Not on display
- Artist
- Rasheed Araeen born 1935
- Medium
- 5 photographs, c-prints on paper, acrylic paint and gold paint on 4 canvases
- Dimensions
- Displayed: 1544 × 2300 mm
- Collection
- Tate
- Acquisition
- Purchased 1995
- Reference
- T06986
Summary
Born and educated in Pakistan, Araeen trained as an engineer before moving to Europe in the 1960s to become one of the pioneers of minimalist sculpture in Britain. However he received no institutional recognition for his contribution to the modernist discourse in this country, being side-lined as a non-European whose work was consistently evaluated within the context of post-colonial structures. As a result of this, in the 1970s and 1980s his work - in performance, photography, painting and sculpture - began to develop an overtly political content which drew attention to the way in which black artists were invisible within the dominant eurocentric culture.

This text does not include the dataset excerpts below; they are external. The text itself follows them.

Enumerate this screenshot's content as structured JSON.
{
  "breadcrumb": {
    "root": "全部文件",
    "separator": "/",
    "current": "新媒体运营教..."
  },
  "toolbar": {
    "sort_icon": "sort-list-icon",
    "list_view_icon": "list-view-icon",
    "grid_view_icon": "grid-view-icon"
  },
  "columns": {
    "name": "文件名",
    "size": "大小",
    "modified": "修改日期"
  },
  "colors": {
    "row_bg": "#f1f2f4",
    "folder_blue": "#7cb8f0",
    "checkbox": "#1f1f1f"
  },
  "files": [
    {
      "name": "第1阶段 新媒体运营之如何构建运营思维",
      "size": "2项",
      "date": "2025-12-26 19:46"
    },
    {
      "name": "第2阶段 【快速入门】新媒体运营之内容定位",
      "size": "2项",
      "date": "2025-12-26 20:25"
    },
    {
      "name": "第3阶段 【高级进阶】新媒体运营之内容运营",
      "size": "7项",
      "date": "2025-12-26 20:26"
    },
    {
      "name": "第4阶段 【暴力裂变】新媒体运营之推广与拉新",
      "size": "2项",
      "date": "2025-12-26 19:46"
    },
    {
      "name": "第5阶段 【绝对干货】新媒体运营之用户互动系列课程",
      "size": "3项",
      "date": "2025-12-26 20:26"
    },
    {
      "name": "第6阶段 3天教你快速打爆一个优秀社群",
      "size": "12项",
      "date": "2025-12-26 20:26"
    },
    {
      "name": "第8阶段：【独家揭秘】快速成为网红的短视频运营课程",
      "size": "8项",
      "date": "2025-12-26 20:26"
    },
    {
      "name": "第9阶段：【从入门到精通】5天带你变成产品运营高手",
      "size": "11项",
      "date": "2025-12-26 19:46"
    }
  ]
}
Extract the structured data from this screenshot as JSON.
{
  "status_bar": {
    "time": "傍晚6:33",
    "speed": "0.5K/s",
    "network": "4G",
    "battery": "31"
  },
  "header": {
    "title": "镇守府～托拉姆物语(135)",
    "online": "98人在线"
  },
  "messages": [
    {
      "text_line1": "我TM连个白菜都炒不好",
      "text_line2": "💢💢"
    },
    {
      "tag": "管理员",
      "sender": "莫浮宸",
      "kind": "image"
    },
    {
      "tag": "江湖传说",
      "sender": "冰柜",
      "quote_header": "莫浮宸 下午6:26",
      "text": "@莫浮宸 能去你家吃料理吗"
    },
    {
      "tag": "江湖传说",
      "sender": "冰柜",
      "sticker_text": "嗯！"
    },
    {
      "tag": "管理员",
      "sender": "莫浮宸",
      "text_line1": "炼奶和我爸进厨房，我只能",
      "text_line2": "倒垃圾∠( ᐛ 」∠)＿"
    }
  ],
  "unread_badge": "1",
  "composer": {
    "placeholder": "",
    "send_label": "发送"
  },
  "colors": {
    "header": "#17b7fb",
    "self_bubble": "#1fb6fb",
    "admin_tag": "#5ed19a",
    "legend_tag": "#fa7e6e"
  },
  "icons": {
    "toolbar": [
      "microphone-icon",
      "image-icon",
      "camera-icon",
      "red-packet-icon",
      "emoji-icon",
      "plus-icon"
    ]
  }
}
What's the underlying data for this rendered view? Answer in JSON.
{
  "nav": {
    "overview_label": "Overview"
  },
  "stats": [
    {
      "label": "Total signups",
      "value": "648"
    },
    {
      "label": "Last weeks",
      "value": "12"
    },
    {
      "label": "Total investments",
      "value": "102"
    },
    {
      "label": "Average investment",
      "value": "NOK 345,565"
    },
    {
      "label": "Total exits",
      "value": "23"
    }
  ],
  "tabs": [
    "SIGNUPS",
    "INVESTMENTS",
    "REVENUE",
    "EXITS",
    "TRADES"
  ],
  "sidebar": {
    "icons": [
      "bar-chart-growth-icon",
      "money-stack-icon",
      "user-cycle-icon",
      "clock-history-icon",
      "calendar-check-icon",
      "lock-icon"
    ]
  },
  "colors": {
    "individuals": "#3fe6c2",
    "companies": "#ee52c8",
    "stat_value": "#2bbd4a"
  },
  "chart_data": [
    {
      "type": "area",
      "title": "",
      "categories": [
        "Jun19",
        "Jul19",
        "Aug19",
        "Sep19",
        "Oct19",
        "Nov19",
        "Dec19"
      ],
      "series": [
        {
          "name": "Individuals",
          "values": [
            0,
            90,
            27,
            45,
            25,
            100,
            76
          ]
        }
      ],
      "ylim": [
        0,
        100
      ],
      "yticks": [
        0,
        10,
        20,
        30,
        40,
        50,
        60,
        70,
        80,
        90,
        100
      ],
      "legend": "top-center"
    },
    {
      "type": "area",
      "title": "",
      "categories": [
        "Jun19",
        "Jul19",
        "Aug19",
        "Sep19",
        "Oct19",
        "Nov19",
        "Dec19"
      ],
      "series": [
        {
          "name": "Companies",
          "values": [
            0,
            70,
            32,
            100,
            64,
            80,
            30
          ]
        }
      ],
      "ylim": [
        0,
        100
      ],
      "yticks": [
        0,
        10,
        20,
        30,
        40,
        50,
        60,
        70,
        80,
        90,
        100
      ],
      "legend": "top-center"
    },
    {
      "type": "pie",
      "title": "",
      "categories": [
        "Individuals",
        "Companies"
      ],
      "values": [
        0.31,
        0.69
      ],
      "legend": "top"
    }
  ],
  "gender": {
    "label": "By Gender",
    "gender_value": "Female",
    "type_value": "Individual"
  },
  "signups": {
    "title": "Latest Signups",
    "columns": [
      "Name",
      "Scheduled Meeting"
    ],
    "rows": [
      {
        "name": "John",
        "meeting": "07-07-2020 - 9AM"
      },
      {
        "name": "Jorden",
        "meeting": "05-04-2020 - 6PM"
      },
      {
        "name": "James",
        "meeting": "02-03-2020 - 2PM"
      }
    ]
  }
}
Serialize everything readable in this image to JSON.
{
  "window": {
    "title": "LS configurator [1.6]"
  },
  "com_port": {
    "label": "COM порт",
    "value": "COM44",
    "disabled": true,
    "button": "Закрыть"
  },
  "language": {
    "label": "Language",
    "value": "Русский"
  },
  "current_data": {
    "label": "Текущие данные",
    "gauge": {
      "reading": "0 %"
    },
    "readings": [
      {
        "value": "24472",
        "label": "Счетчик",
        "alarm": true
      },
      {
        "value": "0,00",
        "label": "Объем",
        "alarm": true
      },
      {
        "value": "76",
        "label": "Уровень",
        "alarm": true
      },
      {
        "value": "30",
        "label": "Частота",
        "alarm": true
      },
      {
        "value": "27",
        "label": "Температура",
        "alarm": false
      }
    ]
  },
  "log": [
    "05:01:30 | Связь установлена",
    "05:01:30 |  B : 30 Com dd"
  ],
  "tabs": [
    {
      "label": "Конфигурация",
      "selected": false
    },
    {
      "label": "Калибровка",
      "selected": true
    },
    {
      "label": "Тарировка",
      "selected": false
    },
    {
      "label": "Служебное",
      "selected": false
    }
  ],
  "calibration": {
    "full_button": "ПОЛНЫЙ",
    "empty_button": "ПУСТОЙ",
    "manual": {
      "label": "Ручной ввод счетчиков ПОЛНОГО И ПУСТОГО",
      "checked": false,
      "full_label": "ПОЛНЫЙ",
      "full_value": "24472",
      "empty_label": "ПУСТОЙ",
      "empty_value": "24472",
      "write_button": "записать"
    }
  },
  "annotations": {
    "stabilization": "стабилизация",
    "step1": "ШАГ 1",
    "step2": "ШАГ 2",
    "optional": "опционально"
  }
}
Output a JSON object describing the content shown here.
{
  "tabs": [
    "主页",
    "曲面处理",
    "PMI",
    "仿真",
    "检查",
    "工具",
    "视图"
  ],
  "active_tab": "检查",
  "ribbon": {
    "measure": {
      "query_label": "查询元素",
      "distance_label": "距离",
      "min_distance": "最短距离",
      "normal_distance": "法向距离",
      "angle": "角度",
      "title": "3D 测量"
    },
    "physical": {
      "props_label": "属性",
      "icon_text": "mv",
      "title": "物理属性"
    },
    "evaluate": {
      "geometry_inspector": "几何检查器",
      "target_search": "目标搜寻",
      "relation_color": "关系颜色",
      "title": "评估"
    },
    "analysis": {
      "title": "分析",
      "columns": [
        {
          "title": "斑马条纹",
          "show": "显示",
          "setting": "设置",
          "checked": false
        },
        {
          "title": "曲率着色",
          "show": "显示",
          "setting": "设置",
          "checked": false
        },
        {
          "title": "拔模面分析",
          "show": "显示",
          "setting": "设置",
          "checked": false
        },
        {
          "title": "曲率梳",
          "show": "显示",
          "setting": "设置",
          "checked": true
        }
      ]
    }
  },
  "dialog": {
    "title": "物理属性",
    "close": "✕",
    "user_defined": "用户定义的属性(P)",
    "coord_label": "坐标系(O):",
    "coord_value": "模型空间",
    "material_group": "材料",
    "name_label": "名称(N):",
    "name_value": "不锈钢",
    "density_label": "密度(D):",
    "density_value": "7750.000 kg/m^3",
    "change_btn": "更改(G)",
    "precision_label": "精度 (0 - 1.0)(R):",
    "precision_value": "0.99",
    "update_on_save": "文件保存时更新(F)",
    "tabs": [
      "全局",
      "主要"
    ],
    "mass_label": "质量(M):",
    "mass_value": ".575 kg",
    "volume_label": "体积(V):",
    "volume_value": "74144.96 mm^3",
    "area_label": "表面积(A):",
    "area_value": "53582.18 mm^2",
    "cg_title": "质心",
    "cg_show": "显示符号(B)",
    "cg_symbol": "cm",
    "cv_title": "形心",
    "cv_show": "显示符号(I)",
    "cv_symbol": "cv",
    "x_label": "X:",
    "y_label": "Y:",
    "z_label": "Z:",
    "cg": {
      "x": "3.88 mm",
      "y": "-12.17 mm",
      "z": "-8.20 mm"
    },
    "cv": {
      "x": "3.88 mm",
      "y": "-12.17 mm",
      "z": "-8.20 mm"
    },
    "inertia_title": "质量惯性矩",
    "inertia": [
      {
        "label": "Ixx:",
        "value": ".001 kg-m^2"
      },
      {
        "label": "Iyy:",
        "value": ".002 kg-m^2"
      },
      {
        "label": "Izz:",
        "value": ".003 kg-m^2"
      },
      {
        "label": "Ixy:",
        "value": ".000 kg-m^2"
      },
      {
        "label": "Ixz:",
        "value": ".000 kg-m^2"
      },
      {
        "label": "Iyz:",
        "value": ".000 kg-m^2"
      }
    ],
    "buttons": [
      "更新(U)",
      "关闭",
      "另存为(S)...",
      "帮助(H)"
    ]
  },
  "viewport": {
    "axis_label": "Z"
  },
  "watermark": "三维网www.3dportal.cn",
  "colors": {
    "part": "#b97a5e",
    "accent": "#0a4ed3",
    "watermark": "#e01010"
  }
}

Geometric structures in which vertical and horizontal lines are held together by a network of diagonals (like the bracing struts used to strengthen latticed engineering constructions) play on the links between Eastern and Western thought and the frameworks of social institutions and aesthetics. Photographs, overlaid by or held within these geometric structures, bring in the personal and psychological and relate the human individual to the social structure in which s/he exists.
In the mid 1980s, with works such as Green Painting 1985-6 (Arts Council Collection), Araeen began to create 3 x 3 grids made up of nine panels using a combination of painted, drawn and photographic surfaces, and sometimes incorporating Arabic texts. Five panels make a central cross supported within the framework of the four corner panels. As in Bismullah these four corner panels are green, a colour which for Araeen is 'an allusion to nature/raw/ young/immature/underdeveloped/etc' (Rasheed Araeen, 1994, p.17), as well as being the main component of the Pakistani flag and an important symbolic colour in Islam. In Bismullah this reference is heightened through the addition of gold-coloured Islamic patterning, reminiscent of the decoration appearing on the walls of mosques. The four identical photographs of candles which flank the central image allude to religious ceremony for both Muslims and Christians - in fact candles and fire have universal spiritual significance. Similarly the bloodstain on the ground in the central panel suggests sacrifice and slaughter. The blood is that of a goat, ritually killed during the Muslim festival of Eid by the eldest son of the family prior to its being cooked and eaten in the meal which breaks an important religious fast. But it has much wider cultural significance, both in Christian traditions and on a primal physical level. Ritual blood-letting symbolises purification but also culturally condoned murder and the brutality of war.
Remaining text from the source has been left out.